Im 15. Zug spielte Firouzja 15...Lc4. In seiner Analyse war Shankland von diesem Zug nicht gerade begeistert. Andererseits überzeugt mich auch der einst von Nepomniachtchi gespielte Zug 15...Lxb3 nicht wirklich:

Wie Shankland in seiner Analyse betont, ist der Zug 15...a4 aus gutem Grund bei weitem der beliebteste!

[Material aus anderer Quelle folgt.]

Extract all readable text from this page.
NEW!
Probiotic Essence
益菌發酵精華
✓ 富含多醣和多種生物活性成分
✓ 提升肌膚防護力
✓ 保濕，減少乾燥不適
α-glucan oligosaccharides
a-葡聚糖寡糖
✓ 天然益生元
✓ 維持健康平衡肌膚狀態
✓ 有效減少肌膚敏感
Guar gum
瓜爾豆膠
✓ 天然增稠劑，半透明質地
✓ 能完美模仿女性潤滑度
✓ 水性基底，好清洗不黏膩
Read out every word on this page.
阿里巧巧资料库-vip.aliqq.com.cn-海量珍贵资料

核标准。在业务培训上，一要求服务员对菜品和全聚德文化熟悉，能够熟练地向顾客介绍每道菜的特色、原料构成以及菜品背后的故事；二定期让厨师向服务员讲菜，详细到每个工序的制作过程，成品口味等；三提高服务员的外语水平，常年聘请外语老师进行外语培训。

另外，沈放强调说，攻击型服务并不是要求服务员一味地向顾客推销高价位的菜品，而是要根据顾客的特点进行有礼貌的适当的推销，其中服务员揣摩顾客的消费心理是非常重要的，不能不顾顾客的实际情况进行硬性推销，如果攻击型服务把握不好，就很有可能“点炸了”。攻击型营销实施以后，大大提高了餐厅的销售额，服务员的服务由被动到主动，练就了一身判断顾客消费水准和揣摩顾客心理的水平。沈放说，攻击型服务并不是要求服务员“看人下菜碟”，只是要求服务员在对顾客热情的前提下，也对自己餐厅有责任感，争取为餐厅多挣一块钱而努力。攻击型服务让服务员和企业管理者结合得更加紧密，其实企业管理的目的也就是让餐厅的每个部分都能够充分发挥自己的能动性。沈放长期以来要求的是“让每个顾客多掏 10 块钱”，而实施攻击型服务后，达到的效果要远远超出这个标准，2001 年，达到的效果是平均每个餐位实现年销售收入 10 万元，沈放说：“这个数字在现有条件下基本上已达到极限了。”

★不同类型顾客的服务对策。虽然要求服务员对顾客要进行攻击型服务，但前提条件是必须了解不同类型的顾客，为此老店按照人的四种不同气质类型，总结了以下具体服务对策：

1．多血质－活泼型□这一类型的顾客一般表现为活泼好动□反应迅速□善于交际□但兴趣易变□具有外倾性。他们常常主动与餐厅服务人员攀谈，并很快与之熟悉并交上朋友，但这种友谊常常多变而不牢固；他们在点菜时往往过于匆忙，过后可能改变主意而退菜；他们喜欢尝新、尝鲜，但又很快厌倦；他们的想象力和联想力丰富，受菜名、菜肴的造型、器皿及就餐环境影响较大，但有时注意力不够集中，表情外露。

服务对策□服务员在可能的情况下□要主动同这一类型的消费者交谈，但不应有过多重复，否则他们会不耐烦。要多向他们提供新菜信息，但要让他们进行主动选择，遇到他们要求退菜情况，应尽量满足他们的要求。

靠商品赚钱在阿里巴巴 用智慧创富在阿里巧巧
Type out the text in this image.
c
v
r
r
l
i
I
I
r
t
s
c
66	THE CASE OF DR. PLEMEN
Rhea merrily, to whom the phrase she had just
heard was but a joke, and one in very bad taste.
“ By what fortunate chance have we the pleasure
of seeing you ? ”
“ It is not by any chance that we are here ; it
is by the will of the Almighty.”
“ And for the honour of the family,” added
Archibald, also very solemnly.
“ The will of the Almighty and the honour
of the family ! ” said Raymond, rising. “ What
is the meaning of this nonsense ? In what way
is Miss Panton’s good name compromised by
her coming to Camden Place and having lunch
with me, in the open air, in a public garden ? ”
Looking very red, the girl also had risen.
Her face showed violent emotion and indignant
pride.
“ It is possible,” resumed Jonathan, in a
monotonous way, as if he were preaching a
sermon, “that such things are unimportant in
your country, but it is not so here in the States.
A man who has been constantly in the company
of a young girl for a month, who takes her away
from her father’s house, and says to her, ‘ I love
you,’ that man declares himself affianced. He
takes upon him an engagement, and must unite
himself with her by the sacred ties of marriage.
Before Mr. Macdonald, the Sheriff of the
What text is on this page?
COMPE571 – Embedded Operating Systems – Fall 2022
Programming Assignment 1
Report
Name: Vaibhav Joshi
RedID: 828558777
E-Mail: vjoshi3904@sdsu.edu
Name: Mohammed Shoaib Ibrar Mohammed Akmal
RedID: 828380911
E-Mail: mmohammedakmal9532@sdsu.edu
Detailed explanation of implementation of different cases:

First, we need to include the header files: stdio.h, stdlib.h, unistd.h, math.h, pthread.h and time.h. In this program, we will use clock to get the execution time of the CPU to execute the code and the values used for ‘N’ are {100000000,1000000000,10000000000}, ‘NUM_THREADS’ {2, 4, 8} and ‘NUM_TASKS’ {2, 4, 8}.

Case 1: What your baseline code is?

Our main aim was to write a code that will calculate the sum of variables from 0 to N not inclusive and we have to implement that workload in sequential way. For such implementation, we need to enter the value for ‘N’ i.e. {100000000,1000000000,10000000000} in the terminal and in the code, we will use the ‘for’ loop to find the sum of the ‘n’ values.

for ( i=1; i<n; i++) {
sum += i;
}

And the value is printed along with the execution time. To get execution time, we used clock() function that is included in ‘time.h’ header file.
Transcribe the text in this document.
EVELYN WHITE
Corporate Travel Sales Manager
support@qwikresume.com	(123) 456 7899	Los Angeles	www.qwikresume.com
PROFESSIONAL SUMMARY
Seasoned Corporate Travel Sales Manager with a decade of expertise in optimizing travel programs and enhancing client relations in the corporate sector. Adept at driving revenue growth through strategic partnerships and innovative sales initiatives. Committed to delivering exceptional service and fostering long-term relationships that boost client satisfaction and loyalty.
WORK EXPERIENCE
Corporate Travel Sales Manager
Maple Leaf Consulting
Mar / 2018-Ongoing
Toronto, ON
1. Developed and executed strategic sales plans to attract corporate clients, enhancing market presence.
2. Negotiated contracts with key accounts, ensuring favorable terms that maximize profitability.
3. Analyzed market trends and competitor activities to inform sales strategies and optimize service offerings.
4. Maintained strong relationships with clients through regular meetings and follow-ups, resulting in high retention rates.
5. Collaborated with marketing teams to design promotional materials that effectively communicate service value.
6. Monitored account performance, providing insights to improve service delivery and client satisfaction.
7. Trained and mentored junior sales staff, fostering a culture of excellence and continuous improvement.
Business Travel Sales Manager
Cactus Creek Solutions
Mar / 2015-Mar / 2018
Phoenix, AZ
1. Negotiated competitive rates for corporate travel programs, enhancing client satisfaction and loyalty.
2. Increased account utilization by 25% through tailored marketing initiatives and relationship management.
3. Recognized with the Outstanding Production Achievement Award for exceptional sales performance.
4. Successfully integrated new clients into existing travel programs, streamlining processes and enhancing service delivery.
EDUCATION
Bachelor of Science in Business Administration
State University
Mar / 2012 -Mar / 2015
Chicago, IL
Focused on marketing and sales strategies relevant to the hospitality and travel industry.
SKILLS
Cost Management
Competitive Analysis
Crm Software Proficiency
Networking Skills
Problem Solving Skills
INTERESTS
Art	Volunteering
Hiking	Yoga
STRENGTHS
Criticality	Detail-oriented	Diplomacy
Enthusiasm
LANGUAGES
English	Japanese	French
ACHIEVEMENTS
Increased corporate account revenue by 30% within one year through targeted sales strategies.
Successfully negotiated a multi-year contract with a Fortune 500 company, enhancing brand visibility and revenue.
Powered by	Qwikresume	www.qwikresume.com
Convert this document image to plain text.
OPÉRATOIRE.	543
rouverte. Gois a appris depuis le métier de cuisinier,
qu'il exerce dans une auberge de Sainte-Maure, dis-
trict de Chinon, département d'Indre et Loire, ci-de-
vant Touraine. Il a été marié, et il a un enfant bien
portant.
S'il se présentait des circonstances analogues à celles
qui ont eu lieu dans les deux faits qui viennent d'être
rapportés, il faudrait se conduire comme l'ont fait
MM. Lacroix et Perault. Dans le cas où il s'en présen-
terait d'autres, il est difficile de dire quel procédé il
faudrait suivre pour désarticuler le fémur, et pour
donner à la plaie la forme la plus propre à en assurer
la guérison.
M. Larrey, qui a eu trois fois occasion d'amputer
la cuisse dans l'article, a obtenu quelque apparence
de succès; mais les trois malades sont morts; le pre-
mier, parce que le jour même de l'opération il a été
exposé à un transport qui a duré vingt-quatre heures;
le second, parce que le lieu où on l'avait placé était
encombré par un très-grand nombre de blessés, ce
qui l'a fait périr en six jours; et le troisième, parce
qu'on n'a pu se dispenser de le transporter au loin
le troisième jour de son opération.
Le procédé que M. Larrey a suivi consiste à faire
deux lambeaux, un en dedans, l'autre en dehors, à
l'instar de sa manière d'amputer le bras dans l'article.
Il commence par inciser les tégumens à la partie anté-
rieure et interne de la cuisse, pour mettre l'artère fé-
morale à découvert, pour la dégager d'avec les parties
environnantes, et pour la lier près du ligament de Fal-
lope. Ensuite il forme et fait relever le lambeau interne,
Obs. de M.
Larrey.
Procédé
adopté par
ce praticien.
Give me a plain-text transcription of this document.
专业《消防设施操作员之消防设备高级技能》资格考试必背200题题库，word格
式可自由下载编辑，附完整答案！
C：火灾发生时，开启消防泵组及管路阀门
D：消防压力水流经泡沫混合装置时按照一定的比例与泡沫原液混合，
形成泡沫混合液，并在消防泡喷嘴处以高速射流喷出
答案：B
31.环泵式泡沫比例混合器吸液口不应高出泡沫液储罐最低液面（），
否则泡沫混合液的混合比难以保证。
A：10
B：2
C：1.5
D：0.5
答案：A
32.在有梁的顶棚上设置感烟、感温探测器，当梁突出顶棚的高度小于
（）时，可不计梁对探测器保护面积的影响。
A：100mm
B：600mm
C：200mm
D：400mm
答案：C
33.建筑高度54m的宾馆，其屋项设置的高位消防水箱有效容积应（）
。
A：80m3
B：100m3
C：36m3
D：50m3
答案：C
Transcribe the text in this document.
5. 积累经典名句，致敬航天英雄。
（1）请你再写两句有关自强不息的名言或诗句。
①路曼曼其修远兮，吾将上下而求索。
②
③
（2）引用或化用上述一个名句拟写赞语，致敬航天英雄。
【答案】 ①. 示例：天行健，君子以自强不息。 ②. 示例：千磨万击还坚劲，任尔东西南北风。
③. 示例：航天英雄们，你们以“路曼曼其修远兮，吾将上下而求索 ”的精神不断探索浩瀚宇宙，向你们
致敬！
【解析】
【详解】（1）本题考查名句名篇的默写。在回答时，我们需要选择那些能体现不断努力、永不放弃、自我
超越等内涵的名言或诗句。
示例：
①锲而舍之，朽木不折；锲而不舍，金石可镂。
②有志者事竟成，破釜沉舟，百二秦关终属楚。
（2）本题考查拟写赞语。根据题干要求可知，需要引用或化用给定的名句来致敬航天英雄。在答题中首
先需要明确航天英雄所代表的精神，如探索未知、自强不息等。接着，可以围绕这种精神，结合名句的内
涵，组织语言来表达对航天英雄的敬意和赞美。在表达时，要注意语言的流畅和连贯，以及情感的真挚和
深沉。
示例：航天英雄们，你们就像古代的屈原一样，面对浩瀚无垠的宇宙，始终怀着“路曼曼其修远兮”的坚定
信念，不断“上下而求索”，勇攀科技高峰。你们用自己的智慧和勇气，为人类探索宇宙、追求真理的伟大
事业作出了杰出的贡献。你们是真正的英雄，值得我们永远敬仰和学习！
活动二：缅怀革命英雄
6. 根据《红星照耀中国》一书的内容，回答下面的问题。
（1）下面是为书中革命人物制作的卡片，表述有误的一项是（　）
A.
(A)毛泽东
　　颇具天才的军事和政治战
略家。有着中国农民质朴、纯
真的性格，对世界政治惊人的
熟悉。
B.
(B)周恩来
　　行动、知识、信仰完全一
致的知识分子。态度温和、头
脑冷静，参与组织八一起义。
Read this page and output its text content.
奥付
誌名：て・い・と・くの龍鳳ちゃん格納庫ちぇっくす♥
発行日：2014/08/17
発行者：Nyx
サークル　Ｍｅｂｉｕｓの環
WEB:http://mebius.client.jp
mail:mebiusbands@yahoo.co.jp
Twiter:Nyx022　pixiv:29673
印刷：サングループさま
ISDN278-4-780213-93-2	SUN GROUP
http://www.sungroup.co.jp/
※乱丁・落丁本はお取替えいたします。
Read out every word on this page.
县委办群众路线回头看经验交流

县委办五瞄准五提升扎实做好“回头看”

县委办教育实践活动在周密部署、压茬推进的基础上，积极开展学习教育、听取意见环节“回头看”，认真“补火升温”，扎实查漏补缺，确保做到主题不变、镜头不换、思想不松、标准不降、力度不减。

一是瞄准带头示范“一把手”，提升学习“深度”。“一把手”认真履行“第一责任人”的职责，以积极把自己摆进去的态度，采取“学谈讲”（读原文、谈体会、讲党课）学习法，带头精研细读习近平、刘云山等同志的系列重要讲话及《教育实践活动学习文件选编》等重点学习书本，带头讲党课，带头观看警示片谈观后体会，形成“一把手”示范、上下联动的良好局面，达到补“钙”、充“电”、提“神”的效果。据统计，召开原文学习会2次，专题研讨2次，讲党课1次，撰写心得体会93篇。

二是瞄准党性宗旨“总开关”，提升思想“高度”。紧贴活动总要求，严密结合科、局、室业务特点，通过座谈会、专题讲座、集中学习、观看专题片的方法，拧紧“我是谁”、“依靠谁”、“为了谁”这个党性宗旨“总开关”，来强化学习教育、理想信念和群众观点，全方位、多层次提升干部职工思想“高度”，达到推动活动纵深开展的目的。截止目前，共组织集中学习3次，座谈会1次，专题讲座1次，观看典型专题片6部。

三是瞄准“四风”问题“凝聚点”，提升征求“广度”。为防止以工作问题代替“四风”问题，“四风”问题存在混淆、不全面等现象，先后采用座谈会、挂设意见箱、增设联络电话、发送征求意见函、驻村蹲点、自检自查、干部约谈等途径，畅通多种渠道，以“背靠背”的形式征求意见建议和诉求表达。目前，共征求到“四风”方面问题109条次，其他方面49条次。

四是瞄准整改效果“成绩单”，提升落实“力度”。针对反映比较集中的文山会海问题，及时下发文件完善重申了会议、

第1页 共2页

Versteht mich jetzt aber nicht falsch. Ich will Firouzja, der für kurze Zeit die Nummer zwei der Welt war, nicht beibringen, wie man den Najdorf-Sizilianer spielt oder wie man eine Datenbank benutzt. Er ist in beidem viel besser als ich. Aber wenn man Bologans Ansatz verwendet, kann man fast hören, dass die Figuren mit dem Namen Ihres Gegners zu sprechen beginnen und vielleicht ist das dann ein Warnzeichen, dass man seine Eröffnungswahl überdenken sollte.

Lasst es mich anders ausdrücken. In einer ihrer Weltmeisterschaftspartien wollte Boris Spassky seinen Gegner Tigran Petrosian mit einem relativ ungewöhnlichen Eröffnungssystem zu überraschen. Es gab jedoch ein kleines Problem: Das war eine von Petrosians Lieblingseröffnungen, als er jung war! Petrosian hat dann nicht nur die Partie gewonnen, sondern auch ein wahres Meisterwerk geschaffen. Überzeugt Euch selbst:

Wie Bronstein damals feststellte: "Boris hat Tigran eingeladen, auf genau dem Spielplatz zu spielen, auf dem er aufgewachsen ist." Und da wir diesen Artikel mit Bronstein begonnen haben, denke ich, dass es nur richtig ist, ihn mit diesem Zitat von Bronstein zu beenden!